Первая фаза строительства государственности ФРГ (1945--1955) была отмечена ключевым словом «чудо». После тотального разгрома Германии произошло, как считалось, два таких чуда. Одно – это, конечно, «экономическое чудо» («Wirtschaftswunder»), достигнутое под руководством Людвига Эрхарда, министра экономики ФРГ с 1949 по 1963 год.

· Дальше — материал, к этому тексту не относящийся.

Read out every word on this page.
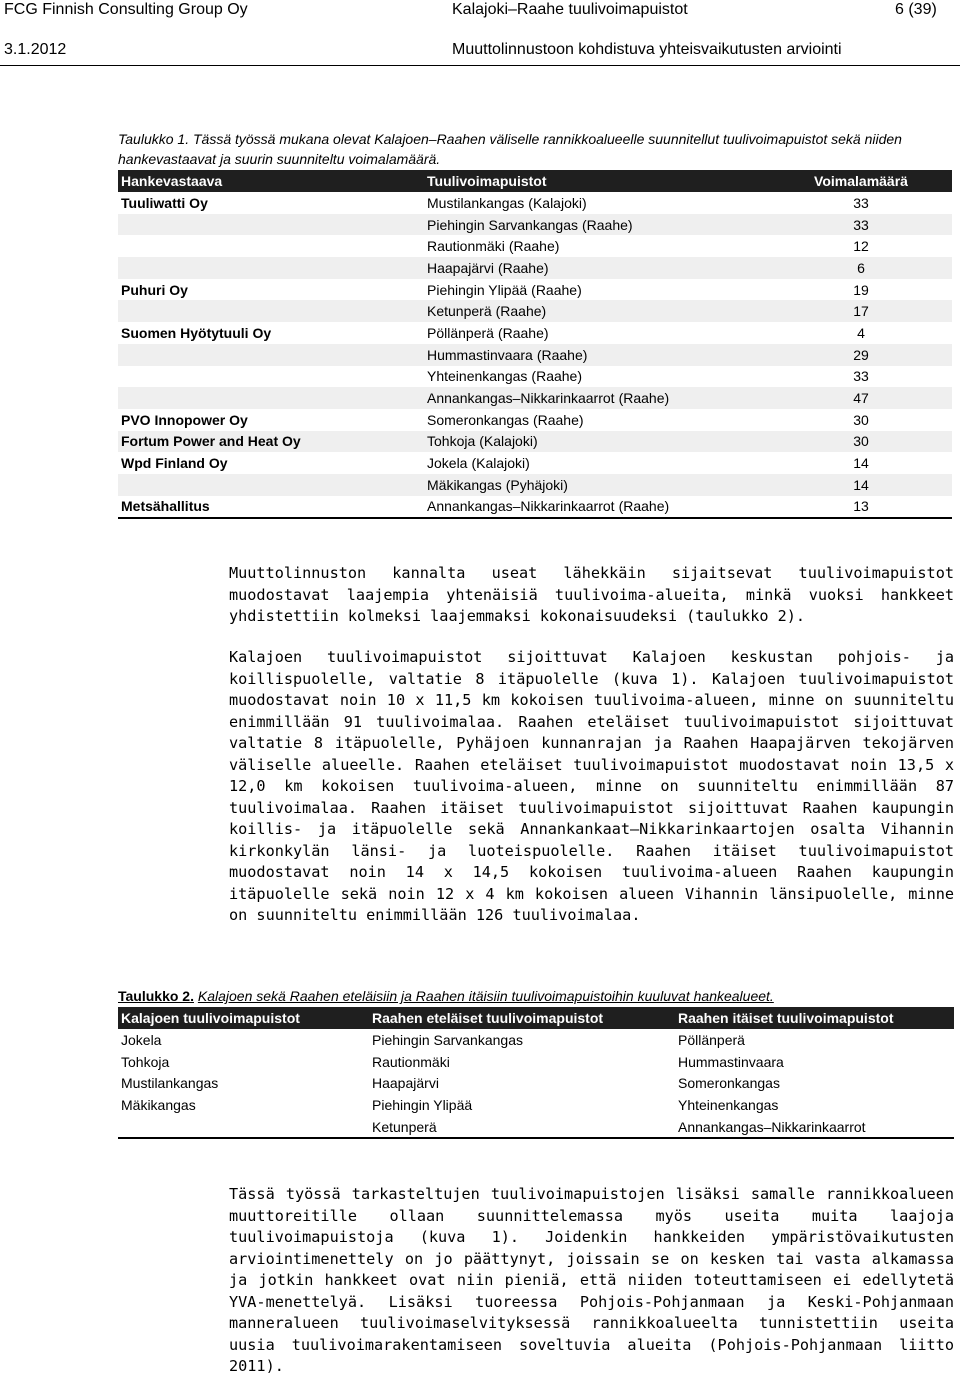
FCG Finnish Consulting Group Oy	Kalajoki–Raahe tuulivoimapuistot	6 (39)
3.1.2012	Muuttolinnustoon kohdistuva yhteisvaikutusten arviointi
Taulukko 1. Tässä työssä mukana olevat Kalajoen–Raahen väliselle rannikkoalueelle suunnitellut tuulivoimapuistot sekä niiden hankevastaavat ja suurin suunniteltu voimalamäärä.
Hankevastaava	Tuulivoimapuistot	Voimalamäärä
Tuuliwatti Oy	Mustilankangas (Kalajoki)	33
	Piehingin Sarvankangas (Raahe)	33
	Rautionmäki (Raahe)	12
	Haapajärvi (Raahe)	6
Puhuri Oy	Piehingin Ylipää (Raahe)	19
	Ketunperä (Raahe)	17
Suomen Hyötytuuli Oy	Pöllänperä (Raahe)	4
	Hummastinvaara (Raahe)	29
	Yhteinenkangas (Raahe)	33
	Annankangas–Nikkarinkaarrot (Raahe)	47
PVO Innopower Oy	Someronkangas (Raahe)	30
Fortum Power and Heat Oy	Tohkoja (Kalajoki)	30
Wpd Finland Oy	Jokela (Kalajoki)	14
	Mäkikangas (Pyhäjoki)	14
Metsähallitus	Annankangas–Nikkarinkaarrot (Raahe)	13
Muuttolinnuston kannalta useat lähekkäin sijaitsevat tuulivoimapuistot muodostavat laajempia yhtenäisiä tuulivoima-alueita, minkä vuoksi hankkeet yhdistettiin kolmeksi laajemmaksi kokonaisuudeksi (taulukko 2).
Kalajoen tuulivoimapuistot sijoittuvat Kalajoen keskustan pohjois- ja koillispuolelle, valtatie 8 itäpuolelle (kuva 1). Kalajoen tuulivoimapuistot muodostavat noin 10 x 11,5 km kokoisen tuulivoima-alueen, minne on suunniteltu enimmillään 91 tuulivoimalaa. Raahen eteläiset tuulivoimapuistot sijoittuvat valtatie 8 itäpuolelle, Pyhäjoen kunnanrajan ja Raahen Haapajärven tekojärven väliselle alueelle. Raahen eteläiset tuulivoimapuistot muodostavat noin 13,5 x 12,0 km kokoisen tuulivoima-alueen, minne on suunniteltu enimmillään 87 tuulivoimalaa. Raahen itäiset tuulivoimapuistot sijoittuvat Raahen kaupungin koillis- ja itäpuolelle sekä Annankankaat–Nikkarinkaartojen osalta Vihannin kirkonkylän länsi- ja luoteispuolelle. Raahen itäiset tuulivoimapuistot muodostavat noin 14 x 14,5 kokoisen tuulivoima-alueen Raahen kaupungin itäpuolelle sekä noin 12 x 4 km kokoisen alueen Vihannin länsipuolelle, minne on suunniteltu enimmillään 126 tuulivoimalaa.
Taulukko 2. Kalajoen sekä Raahen eteläisiin ja Raahen itäisiin tuulivoimapuistoihin kuuluvat hankealueet.
Kalajoen tuulivoimapuistot	Raahen eteläiset tuulivoimapuistot	Raahen itäiset tuulivoimapuistot
Jokela	Piehingin Sarvankangas	Pöllänperä
Tohkoja	Rautionmäki	Hummastinvaara
Mustilankangas	Haapajärvi	Someronkangas
Mäkikangas	Piehingin Ylipää	Yhteinenkangas
	Ketunperä	Annankangas–Nikkarinkaarrot
Tässä työssä tarkasteltujen tuulivoimapuistojen lisäksi samalle rannikkoalueen muuttoreitille ollaan suunnittelemassa myös useita muita laajoja tuulivoimapuistoja (kuva 1). Joidenkin hankkeiden ympäristövaikutusten arviointimenettely on jo päättynyt, joissain se on kesken tai vasta alkamassa ja jotkin hankkeet ovat niin pieniä, että niiden toteuttamiseen ei edellytetä YVA-menettelyä. Lisäksi tuoreessa Pohjois-Pohjanmaan ja Keski-Pohjanmaan manneralueen tuulivoimaselvityksessä rannikkoalueelta tunnistettiin useita uusia tuulivoimarakentamiseen soveltuvia alueita (Pohjois-Pohjanmaan liitto 2011).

Другое вошло во все немецкие учебники истории и словари как «Бернское чудо»: речь идет о победе сборной Германии над сборной Швейцарии в чемпионате мира по футболу 4 июля 1954 года; общенациональный восторг от результатов этого матча стал первым проявлением воодушевления западных немцев после многолетней послевоенной депресии.

Почему общество, вкусив эмоционального и материального подъема, все же отказалось потом от «чуда» как политической идеологемы? Потому, что за спиной у «чуда» оставалась никак не объясняемая этим «чудом» реальность недавнего прошлого -- не просто особенности отношения к Германии ее соседей по Европе, но реальность того, что случилось в действительности и чем дальше, тем больше занимает людей.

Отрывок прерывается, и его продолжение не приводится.